Normalde, sentetik hidrojeller birbirinden çok farklı iki grup ile kategorize edilebilir.Birinci grup pencere camı ve bazı polimerleri içeren sert ve yük taşıyıcı özelliklerine sahip, ancak enerji adsorplamadaki yetersizliği ile dezavantajlı olan gruptur: en ufak bir çatlak bile yapı boyunca yayılabilir. İkinci gruptaki malzemeler ise çatlamaya karşı daha dayanıklı olmasına karşı son derece yumuşak olma dezavantajına sahiptir- o kadar yumuşak ki, ağır yüklere dirençleri yoktur.
Bununla birlikte, biyolojik materyallerin ve kolajen gibi proteinlerin bir kombinasyonundan yapılan bazı doğal polimer kompozitler hem güçlü hem de çatlamaya dayanıklıdır. Bu özelliklerini, nano ölçekten milimetre ölçeklerine kadar son derece kusursuz yapılarına borçludurlar.
EPFL’nin Yumuşak Malzemeler Laboratuvarı’nda yardımcı doçent ve makalenin baş yazarı Esther Amstad, “Sentetik malzemelerin yapısına pek çok farklı ölçekte hakim olmaktan hâlâ çok uzaktayız” diyor. Yine de Amstad’ın rehberliğinde çalışan iki doktora asistanı olan Matteo Hirsch ve Alvaro Charlet, doğal dünyadan(yaratılışımızdan) ipuçlarını alarak(biyomimikri) sentetik kompozitler oluşturmak için yeni bir yaklaşım geliştirmeyi başardılar.
Amstad, “Doğada, temel yapı taşları kapsüllenen bölmelerden oluşur ve bu kapsüller daha sonra lokalize bir şekilde yayılım gösterir,” diye açıklıyor. “Bu proses, yapının son hali ve birleşimi üzerinde büyük bir kontrol sağlar.Biz de benzer bir yaklaşım ile bölmelerin içine yapıtaşlarını yerleştirdikten sonra birleştirerek bir üst yapı haline getiriyoruz.
İlk olarak, bilim insanları bölmeler olarak işlev gören monomerleri bir su ve yağ emülsiyonunun damlacıkları halinde kapsüllediler. Monomerler ,damlacıkların içinde bir polimer ağı oluşturmak için birbirine bağlanır.
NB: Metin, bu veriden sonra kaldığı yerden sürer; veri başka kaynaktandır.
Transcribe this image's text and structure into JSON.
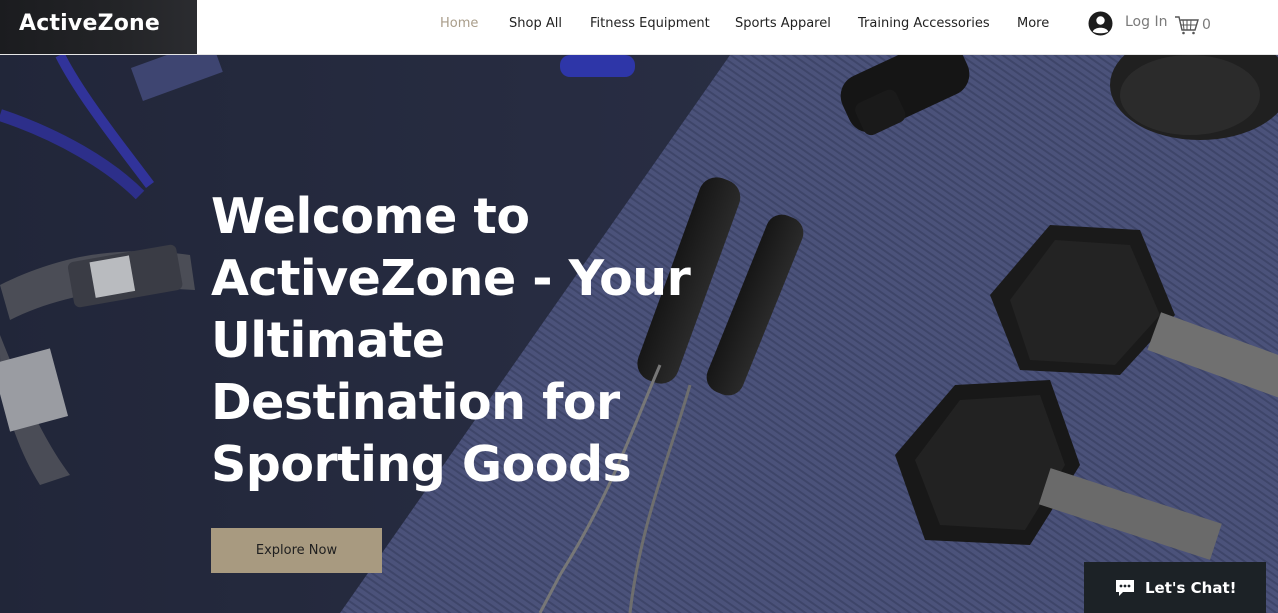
{
  "brand": {
    "name": "ActiveZone"
  },
  "nav": {
    "items": [
      {
        "label": "Home",
        "active": true
      },
      {
        "label": "Shop All",
        "active": false
      },
      {
        "label": "Fitness Equipment",
        "active": false
      },
      {
        "label": "Sports Apparel",
        "active": false
      },
      {
        "label": "Training Accessories",
        "active": false
      },
      {
        "label": "More",
        "active": false
      }
    ]
  },
  "account": {
    "login_label": "Log In",
    "user_icon": "user-avatar-icon"
  },
  "cart": {
    "count": "0",
    "icon": "shopping-basket-icon"
  },
  "hero": {
    "title": "Welcome to ActiveZone - Your Ultimate Destination for Sporting Goods",
    "cta_label": "Explore Now"
  },
  "chat": {
    "label": "Let's Chat!",
    "icon": "chat-bubble-icon"
  },
  "colors": {
    "accent": "#a99d8a",
    "button": "#a89a80",
    "hero_bg": "#2b3046",
    "logo_bg": "#232427",
    "chat_bg": "#1c2226"
  }
}
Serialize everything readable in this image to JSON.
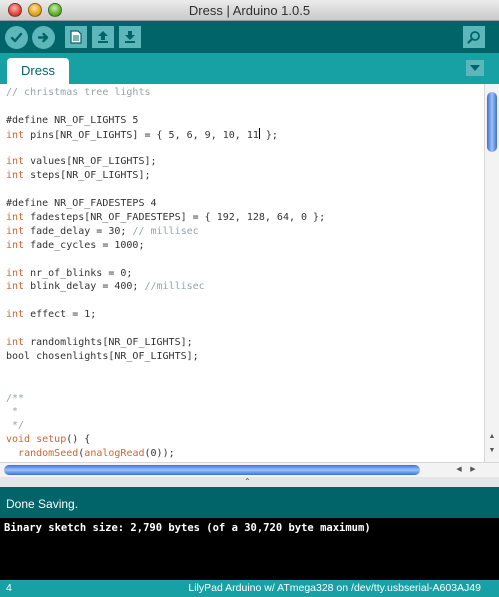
{
  "window": {
    "title": "Dress | Arduino 1.0.5"
  },
  "toolbar": {
    "buttons": [
      {
        "name": "verify",
        "icon": "checkmark-icon"
      },
      {
        "name": "upload",
        "icon": "right-arrow-icon"
      },
      {
        "name": "new",
        "icon": "new-document-icon"
      },
      {
        "name": "open",
        "icon": "up-arrow-icon"
      },
      {
        "name": "save",
        "icon": "down-arrow-icon"
      },
      {
        "name": "serial-monitor",
        "icon": "magnifier-icon"
      }
    ]
  },
  "tabs": [
    {
      "label": "Dress",
      "active": true
    }
  ],
  "editor": {
    "lines": [
      [
        {
          "t": "// christmas tree lights",
          "c": "comment"
        }
      ],
      [],
      [
        {
          "t": "#define NR_OF_LIGHTS 5",
          "c": "plain"
        }
      ],
      [
        {
          "t": "int",
          "c": "keyword"
        },
        {
          "t": " pins[NR_OF_LIGHTS] = { 5, 6, 9, 10, 11",
          "c": "plain"
        },
        {
          "t": "|caret|",
          "c": "caret"
        },
        {
          "t": " };",
          "c": "plain"
        }
      ],
      [],
      [
        {
          "t": "int",
          "c": "keyword"
        },
        {
          "t": " values[NR_OF_LIGHTS];",
          "c": "plain"
        }
      ],
      [
        {
          "t": "int",
          "c": "keyword"
        },
        {
          "t": " steps[NR_OF_LIGHTS];",
          "c": "plain"
        }
      ],
      [],
      [
        {
          "t": "#define NR_OF_FADESTEPS 4",
          "c": "plain"
        }
      ],
      [
        {
          "t": "int",
          "c": "keyword"
        },
        {
          "t": " fadesteps[NR_OF_FADESTEPS] = { 192, 128, 64, 0 };",
          "c": "plain"
        }
      ],
      [
        {
          "t": "int",
          "c": "keyword"
        },
        {
          "t": " fade_delay = 30; ",
          "c": "plain"
        },
        {
          "t": "// millisec",
          "c": "comment"
        }
      ],
      [
        {
          "t": "int",
          "c": "keyword"
        },
        {
          "t": " fade_cycles = 1000;",
          "c": "plain"
        }
      ],
      [],
      [
        {
          "t": "int",
          "c": "keyword"
        },
        {
          "t": " nr_of_blinks = 0;",
          "c": "plain"
        }
      ],
      [
        {
          "t": "int",
          "c": "keyword"
        },
        {
          "t": " blink_delay = 400; ",
          "c": "plain"
        },
        {
          "t": "//millisec",
          "c": "comment"
        }
      ],
      [],
      [
        {
          "t": "int",
          "c": "keyword"
        },
        {
          "t": " effect = 1;",
          "c": "plain"
        }
      ],
      [],
      [
        {
          "t": "int",
          "c": "keyword"
        },
        {
          "t": " randomlights[NR_OF_LIGHTS];",
          "c": "plain"
        }
      ],
      [
        {
          "t": "bool chosenlights[NR_OF_LIGHTS];",
          "c": "plain"
        }
      ],
      [],
      [],
      [
        {
          "t": "/**",
          "c": "comment"
        }
      ],
      [
        {
          "t": " *",
          "c": "comment"
        }
      ],
      [
        {
          "t": " */",
          "c": "comment"
        }
      ],
      [
        {
          "t": "void",
          "c": "keyword"
        },
        {
          "t": " ",
          "c": "plain"
        },
        {
          "t": "setup",
          "c": "func"
        },
        {
          "t": "() {",
          "c": "plain"
        }
      ],
      [
        {
          "t": "  ",
          "c": "plain"
        },
        {
          "t": "randomSeed",
          "c": "call"
        },
        {
          "t": "(",
          "c": "plain"
        },
        {
          "t": "analogRead",
          "c": "call"
        },
        {
          "t": "(0));",
          "c": "plain"
        }
      ]
    ]
  },
  "status": {
    "message": "Done Saving."
  },
  "console": {
    "output": "Binary sketch size: 2,790 bytes (of a 30,720 byte maximum)"
  },
  "footer": {
    "line_number": "4",
    "board": "LilyPad Arduino w/ ATmega328 on /dev/tty.usbserial-A603AJ49"
  },
  "colors": {
    "toolbar": "#006468",
    "tabstrip": "#17a1a5",
    "button": "#5cb6ba",
    "keyword": "#cc6633",
    "comment": "#95a5a6"
  }
}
Bu noktada, mikropartiküller kararlıdır, ancak aralarındaki etkileşimler zayıftır,bu mikropartiküllerin birbirine tutunma konusunda iyi olmadığı anlamına gelir.
Daha sonra, süngerler gibi oldukça gözenekli olan mikropartiküller, bir tür macun oluşturacak şekilde indirgenmeden önce başka bir monomer türüne batırıldı. Charlet’in dediği gibi görünüşü biraz, “kumdan kaleye dönüşebilen ıslak kuma benziyor”.
Bilim insanları daha sonra bu macunu 3D olarak yazdırdı ve UV radyasyonuna maruz bıraktı. Bu işlem, ikinci aşamada eklenen monomerlerin polimerleşmesini sağladı. Oluşan yeni polimerler, daha önce oluşturulmuş monomerlerle iç içe geçerek macunu sertleştirdi ve son derece güçlü, dayanıklı bir malzeme üretti. Araştırma ekibi, bu malzemeden yapılmış sadece 3 mm’lik bir tüpün, yapısal bütünlüğünde herhangi bir zarar olmadan 10 kg’a kadar çekme yüküne ve 80 kg’a kadar sıkıştırma yüküne dayanabileceğini gösterdi.
Keşifleri, canlı dokuların özelliklerini taklit eden bu kompozit polimerler yumuşak robotik sektöründe çok talep edilir ve potansiyel kullanımlara sahiptir.Çığır açan bu proses, kıkırdak protez implantları için biyo-uyumlu malzemeler geliştirmek için de uygulanabilir.